If improvements stop: q_\pi(s, \pi'(s)) = \max_{a \in A} q_\pi(s,a) = q_\pi(s, \pi(s)) = v_\pi(s)
Then the Bellman optimality equation has been satisfied: v_\pi(s) = \max_{a \in A} q_\pi(s,a)
Therefore v_\pi(s) = v_*(s),\ \forall s \in S, so \pi is an optimal policy.
Essentially, if v_\pi(s) = v_{\pi'}(s) then v_{\pi'}(s) must be v_{*}(s) & both \pi(s) and \pi'(s) are optimal policies.
Policy improvement thus must give a strictly better policy except when the original policy is already optimal.

4.3 Policy Iteration

This involves a sequence of monotonically improving policies & value functions.
The algorithm is:
1. Given a policy, evaluate the policy \pi to obtain the value function v_\pi
2. Then improve the policy by acting greedily w.r.t. v_\pi to obtain new policy \pi'
3. Evaluate new policy \pi' to obtain new value function v_{\pi'}
4. Repeat until \pi' converges to the optimal policy \pi^{*} (only for finite MDPs)
\pi_0 \xrightarrow{E} V_{\pi_0} \xrightarrow{I} \pi_1 \xrightarrow{E} v_{\pi_1} \xrightarrow{I} \pi_2 \xrightarrow{E} \ldots \xrightarrow{I} \pi_* \xrightarrow{E} V_*

where \xrightarrow{E} denotes a policy evaluation (v_\pi(s) = \mathbb{E}_\pi\left[G_t \mid S_t = s\right]) and \xrightarrow{I} denotes a policy improvement (\pi' = \text{greedy}(v_\pi)).

Policy iteration often converges in surprisingly few iterations.

4.4 Value Iteration

Policy iteration requires full policy evaluation at each iteration step, which is a computationally expensive process that (formally) requires infinite sweeps of the state space to approach the true value function.
Could we truncate policy evaluation without losing the convergence guarantees of policy iteration? YES
In Value Iteration, policy evaluation is stopped after just one sweep of the state space (one update of each state).
It can be written as a particularly simple update operation that combines the policy improvement & truncated policy evaluation steps (\forall s \in S):

\begin{align*} v_{k+1}(s) &\doteq \max_a\, \mathbb{E}\left[R_{t+1} + \gamma v_k(S_{t+1}) \mid S_t = s,\, A_t = a\right] \\ &= \max_a \sum_{s', r} p(s', r \vert s, a)\left[r + \gamma v_k(s')\right] \end{align*}

Value iteration is obtained simply by turning the Bellman Optimality Equation into an update rule.

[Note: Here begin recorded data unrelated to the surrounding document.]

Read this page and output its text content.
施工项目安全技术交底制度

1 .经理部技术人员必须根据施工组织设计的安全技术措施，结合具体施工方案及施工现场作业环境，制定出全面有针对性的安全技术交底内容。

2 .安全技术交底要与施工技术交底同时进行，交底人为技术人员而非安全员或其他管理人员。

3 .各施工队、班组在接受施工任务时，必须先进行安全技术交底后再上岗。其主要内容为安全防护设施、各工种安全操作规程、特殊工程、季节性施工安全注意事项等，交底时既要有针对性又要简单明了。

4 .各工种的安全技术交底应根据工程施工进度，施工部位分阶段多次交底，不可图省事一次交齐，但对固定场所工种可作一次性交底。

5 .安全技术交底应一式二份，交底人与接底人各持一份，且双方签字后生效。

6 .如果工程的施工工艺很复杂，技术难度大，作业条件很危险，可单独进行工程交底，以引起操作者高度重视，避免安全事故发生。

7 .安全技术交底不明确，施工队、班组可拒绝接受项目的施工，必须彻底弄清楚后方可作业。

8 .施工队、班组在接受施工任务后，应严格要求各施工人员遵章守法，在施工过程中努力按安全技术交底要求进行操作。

4.5 Asynchronous Dynamic Programming

Async DP algorithms are in-place iterative DP algorithms that are not organized in terms of systematic sweeps of the state set. (localized approach)
Async DP updates the values of states individually in any order whatsoever, using whatever values of other states happen to be available. (arbitrary order)
3 simple ideas for async DP:
- In-place DP
- Prioritized sweeping
- Real-time DP

4.6 Generalized Policy Iteration (GPI)

GPI entails letting policy evaluation and policy improvement interact, independent of the granularity & other details of the two processes.
Both processes in GPI can be viewed as both competing & cooperating. They compete in the sense that they pull in opposing directions.

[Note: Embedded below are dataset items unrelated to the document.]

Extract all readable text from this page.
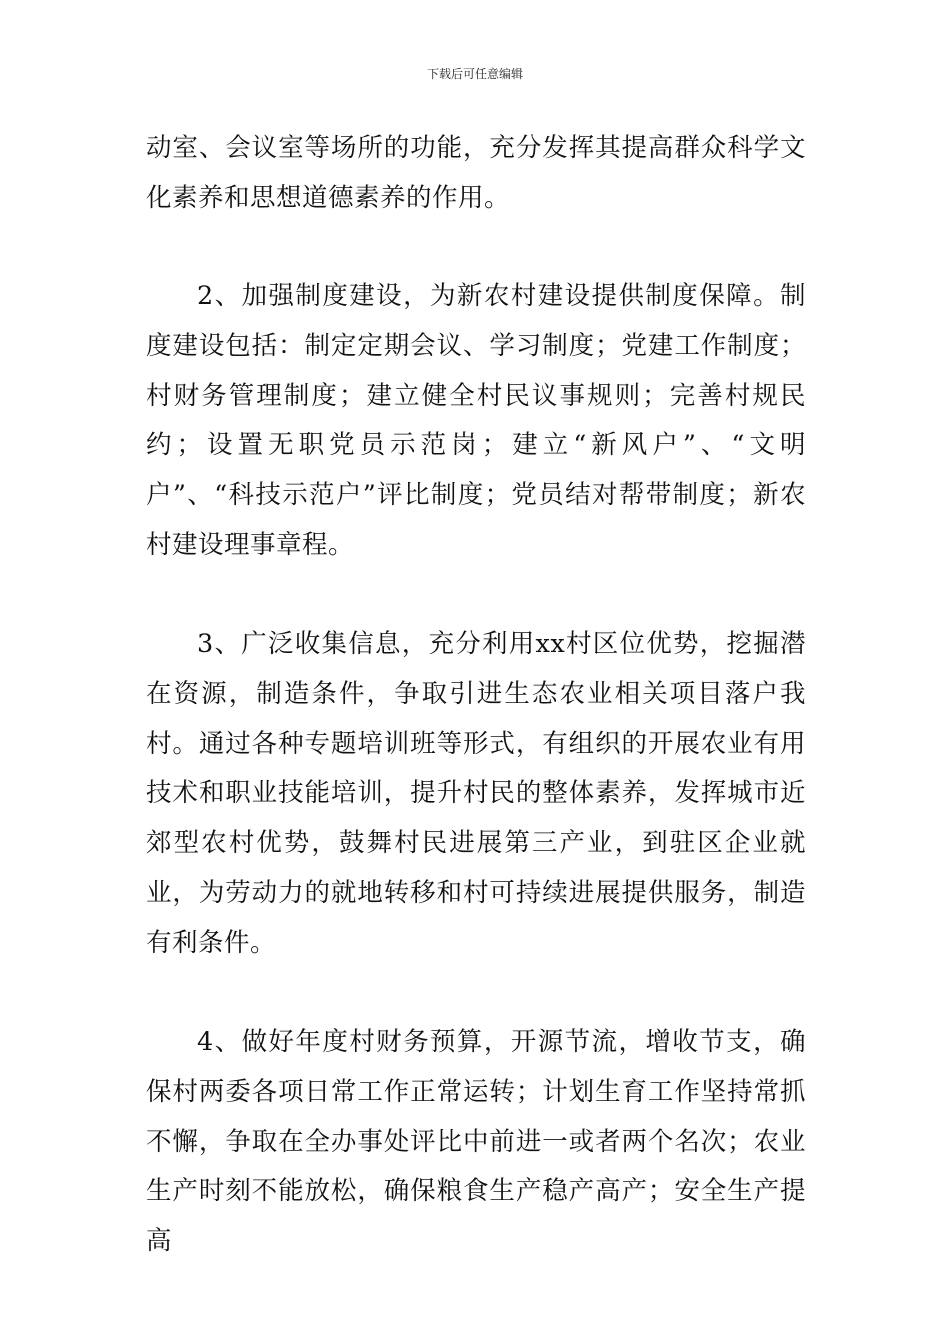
下载后可任意编辑

动室、会议室等场所的功能，充分发挥其提高群众科学文化素养和思想道德素养的作用。

2、加强制度建设，为新农村建设提供制度保障。制度建设包括：制定定期会议、学习制度；党建工作制度；村财务管理制度；建立健全村民议事规则；完善村规民约；设置无职党员示范岗；建立“新风户”、“文明户”、“科技示范户”评比制度；党员结对帮带制度；新农村建设理事章程。

3、广泛收集信息，充分利用xx村区位优势，挖掘潜在资源，制造条件，争取引进生态农业相关项目落户我村。通过各种专题培训班等形式，有组织的开展农业有用技术和职业技能培训，提升村民的整体素养，发挥城市近郊型农村优势，鼓舞村民进展第三产业，到驻区企业就业，为劳动力的就地转移和村可持续进展提供服务，制造有利条件。

4、做好年度村财务预算，开源节流，增收节支，确保村两委各项日常工作正常运转；计划生育工作坚持常抓不懈，争取在全办事处评比中前进一或者两个名次；农业生产时刻不能放松，确保粮食生产稳产高产；安全生产提高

Figure 4.1: Generalized Policy Iteration

4.7 Efficiency of Dynamic Programming

DP may not be practical for very large problems, but are actually quite efficient compared with other methods.
DP is exponentially faster than any direct search in policy could be, because direct search has to be exhaustive.
For the largest problems, only DP methods are feasible.
DP is comparatively better suited to handling large state spaces than competing methods such as direct search and linear programming.
Async DP methods are preferred often on problems with large state spaces.

4.8 Summary

Policy Evaluation \Rightarrow (typically) iterative computation of the value functions for a given policy.
Policy Improvement \Rightarrow computation of an improved policy given the value function for that policy.
The combination of both computations together yields policy iteration and value iteration, the 2 most popular dynamic programming (DP) methods.
- Either of these can be used to reliably compute optimal value functions & optimal policies for finite MDPs given complete knowledge of the MDP.
Classical DP methods operate in sweeps through the state set, performing an expected update operation on each state.
- Each such operation updates a single state-value on the basis of all possible successor states and their probabilities of occurring.
- With no changes in value with subsequent updates, then convergence has occurred to values that satisfy the corresponding Bellman Equations.
- There are 4 primary value functions (v_\pi, v_*, q_\pi, q_*), 4 corresponding Bellman equations, and 4 corresponding expected updates.
- Backup diagrams give an intuitive view of the operation of DP updates.
Generalized Policy Iteration (GPI): insight into DP methods, and almost all RL methods can be gained by viewing them as GPI.
- GPI is the general idea of 2 interacting processes revolving around an approximate policy and an approximate value function.
Asynchronous DP methods are in-place iterative methods that update states in an arbitrary order, perhaps stochastically determined and using out-of-date information.
- No need for complete sweeps through the state set.
All DP method updates estimates of the values of states based on estimates of the values of successor states.
- This is called bootstrapping, when DP methods update estimates on the basis of other estimates.
Next chapter entails RL methods that do not require a model and do not bootstrap; both separable properties but yet can be mixed in interesting combinations.